How to spend $6.4M in federal COVID funds? Darien looks around CT to get ideas and ‘copy them shamelessly’

Board of Finance Chairman Jon Zagrodzky speaking at the State of the Town Meeting.

Board of Finance Chairman Jon Zagrodzky speaking at the State of the Town Meeting.

contributed photo/Darien TV79

DARIEN — The town is gearing up to distribute its $6.4 million windfall in COVID-19 relief money, long-awaited funding that is part of the trillion-dollar American Rescue Plan.

During Monday’s Board of Selectmen meeting, Selectman Jon Zagrodzky said a newly-formed ARPA committee has been tasked with coming up with recommendations for spending the funds to combat local harm caused by COVID-19.

The money comes nearly two years after the pandemic shuttered businesses and put a strain on both private and public sectors.

“We need to arrive at these recommendations in a way that the public views as thoughtful, transparent and fair,” said Zagrodzky, who will be leading the committee for the next several months.

The funding comes with a set of broad spending categories: Municipalities can use it to address negative impacts from the pandemic; to aid essential workers; to provide government services; and to invest in water, sewer and broadband infrastructure.

During the committee’s second meeting Tuesday, Zagrodzky told members they were in the “idea generation” phase of the project, asking members to brainstorm uses for the money.

Already, some municipalities have begun distributing their funds. The town of East Windsor has opened its grant program for businesses and nonprofits, which could serve as an example for a similar program in Darien, he said.

“I would encourage extreme plagiarism,” Zagrodzky quipped during the committee meeting. “If somebody else is doing a good job with ideas or deploying these funds, we want to copy them shamelessly.”

Town officials are aiming to present their recommendations for where the money should be spent early this spring. Several members mentioned April 1 as the target completion date of the committee’s work.
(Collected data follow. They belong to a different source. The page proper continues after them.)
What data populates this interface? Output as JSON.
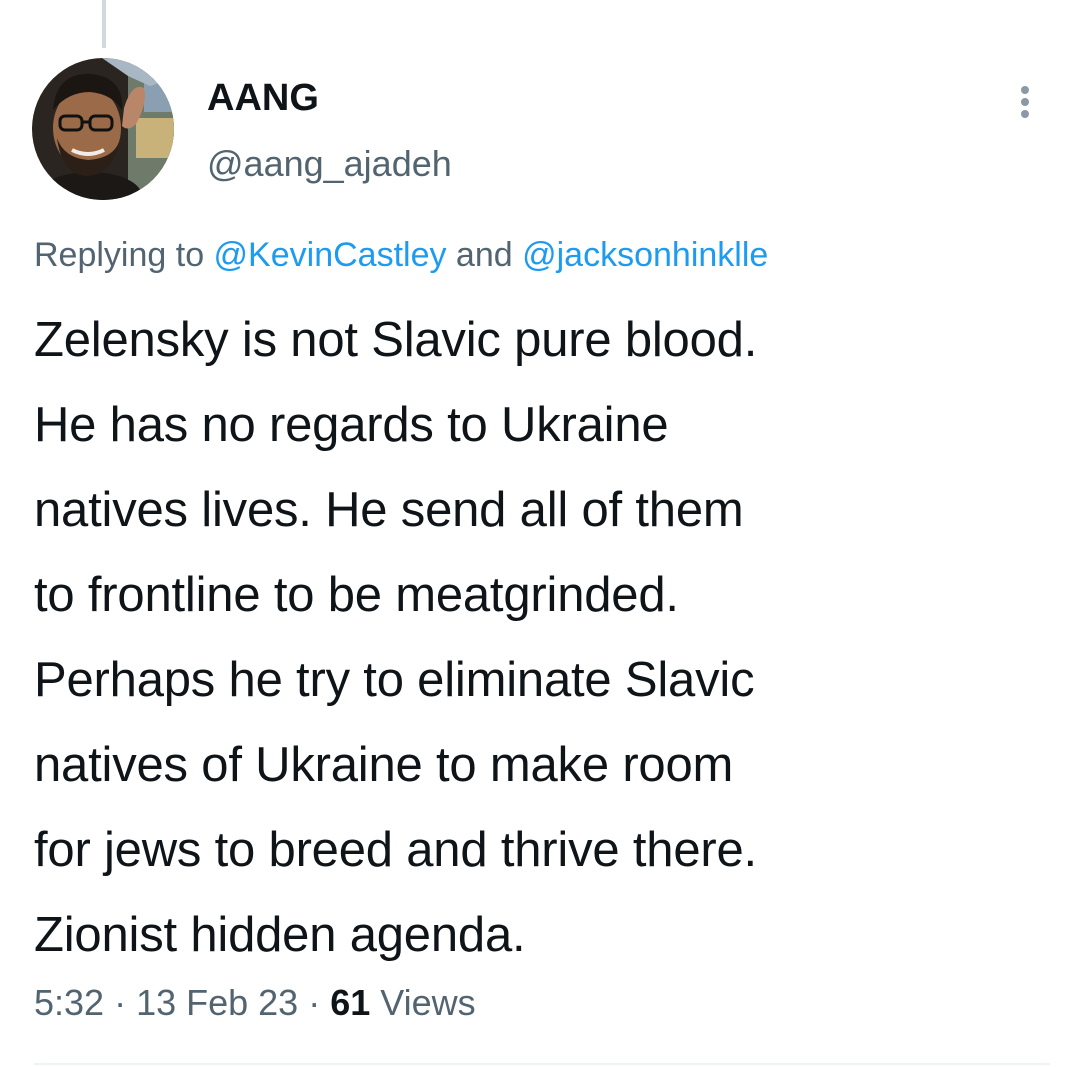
{
  "author": {
    "display_name": "AANG",
    "handle": "@aang_ajadeh"
  },
  "reply": {
    "prefix": "Replying to ",
    "mention_1": "@KevinCastley",
    "joiner": " and ",
    "mention_2": "@jacksonhinklle"
  },
  "tweet": {
    "lines": [
      "Zelensky is not Slavic pure blood.",
      "He has no regards to Ukraine",
      "natives lives. He send all of them",
      "to frontline to be meatgrinded.",
      "Perhaps he try to eliminate Slavic",
      "natives of Ukraine to make room",
      "for jews to breed and thrive there.",
      "Zionist hidden agenda."
    ]
  },
  "meta": {
    "time": "5:32",
    "sep_1": " · ",
    "date": "13 Feb 23",
    "sep_2": " · ",
    "views_count": "61",
    "views_label": " Views"
  },
  "colors": {
    "text_primary": "#0f1419",
    "text_secondary": "#536471",
    "link": "#1d9bf0",
    "divider": "#eff3f4",
    "thread_line": "#cfd9de"
  },
  "icons": {
    "more": "more-vertical-icon"
  }
}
From there, the Board of Selectmen and the Representative Town Meeting will need to approve the recommendations before the money can be distributed.

Mike Muszynski, the state and federal relations manager for the Connecticut Conference of Municipalities, urged transparency in allocation during Tuesday’s committee meeting.

Muszynski said because the money did not come as the result of a specific request, but rather in response to COVID-19, the onus is on municipalities to adhere to the rules around the process as outlined by the federal government.

The money can only fund programs or initiatives meant in some way to address a harm brought about by the pandemic. It cannot be used for economic development, or to fund things like pensions and legal settlements, Muszynski said.

“I know some communities have looked at using some of these funds toward developing downtown or developing certain areas within their town based on existing economic development plans,” Muszynski said. “To ensure you’re in compliance, you really need to look at it from a recovery aspect — what type of economic harm was caused by COVID. And how will these funds address that harm?”

The money cannot be used to reimburse the town for previous public health expenses incurred during earlier days of the pandemic, Muszynski told committee members. But it can be used for prospective programs, such as vaccination incentives or quarantine cost mitigation strategies.

Funding can also be used to offset potential overuse of some facilities, like public parks, that happened during COVID-19.

There was some discussion during Tuesday’s meeting of using the money to address mental health needs in town. What that would look like is still up in the air, officials said.

Darien has already received half of its allocation, with the rest coming in June. Municipalities have until 2026 to spend their funds.